Seiring perkembangan zaman, hak-hak perempuan sudah semakin baik berkat perjuangan di masyarakat secara langsung maupun di media sosial. Namun disela-sela proses pergerakan perempuan masa kini (melalui media sosial), timbul persoalan yaitu perempuan lain yang mudah menghakimi sesama perempuan dan adanya standar perempuan cantik dan ideal yang diciptakan di media sosial sehingga memerlukan interpretasi ulang terhadap emansipasi perempuan.

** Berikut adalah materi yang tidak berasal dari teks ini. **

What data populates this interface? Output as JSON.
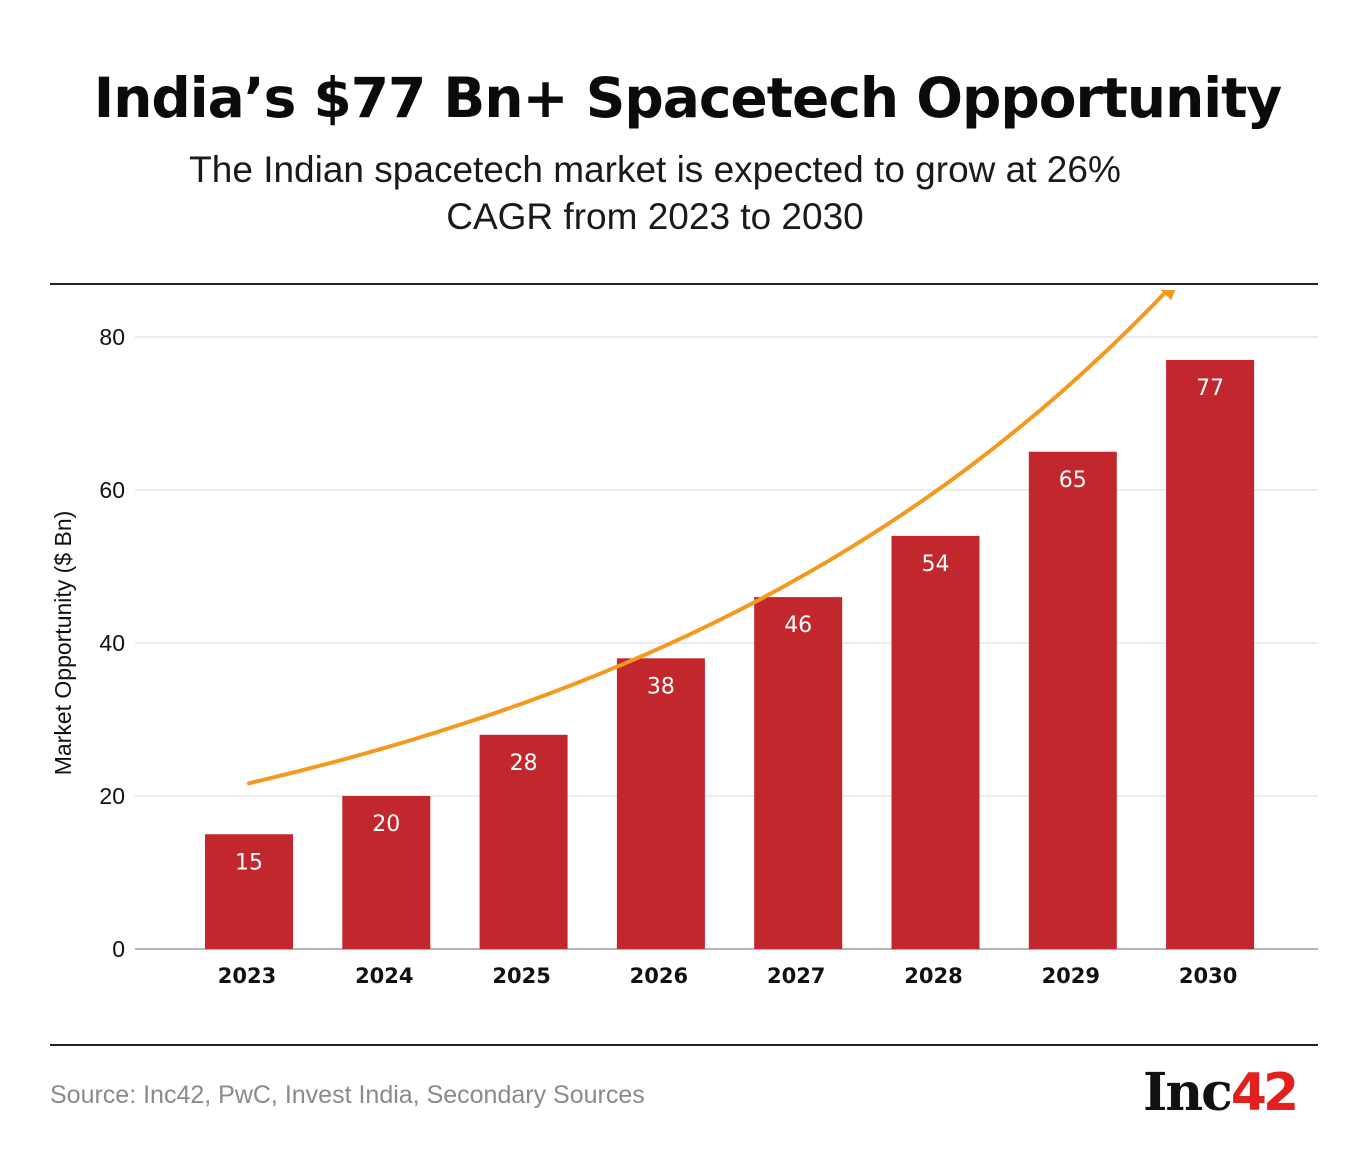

Sejarah hak perempuan di Indonesia dimulai sebelum perjuangan Kartini pada akhir abad ke-19, perempuan bangsawan Nusantara sudah giat memperbaiki kondisi perempuan, meski terbatas di lingkungan mereka. Di Jawa, emansipasi perempuan di kalangan bangsawan mulanya tampak di lingkungan Keraton Pakualaman di Yogyakarta. Para pelopor saat itu prihatin terhadap terbatasnya akses pendidikan perempuan. Di Bandung, Dewi Sartika membuka akses pendidikan untuk perempuan dengan mengepalai sekolah pada 1904. Di Semarang, Kartini membuka Sekolah Kartini pada 1913. Di Manado, Maria Walanda Maramis mendirikan sekolah rumah tangga Indonesia pertama pada 1918.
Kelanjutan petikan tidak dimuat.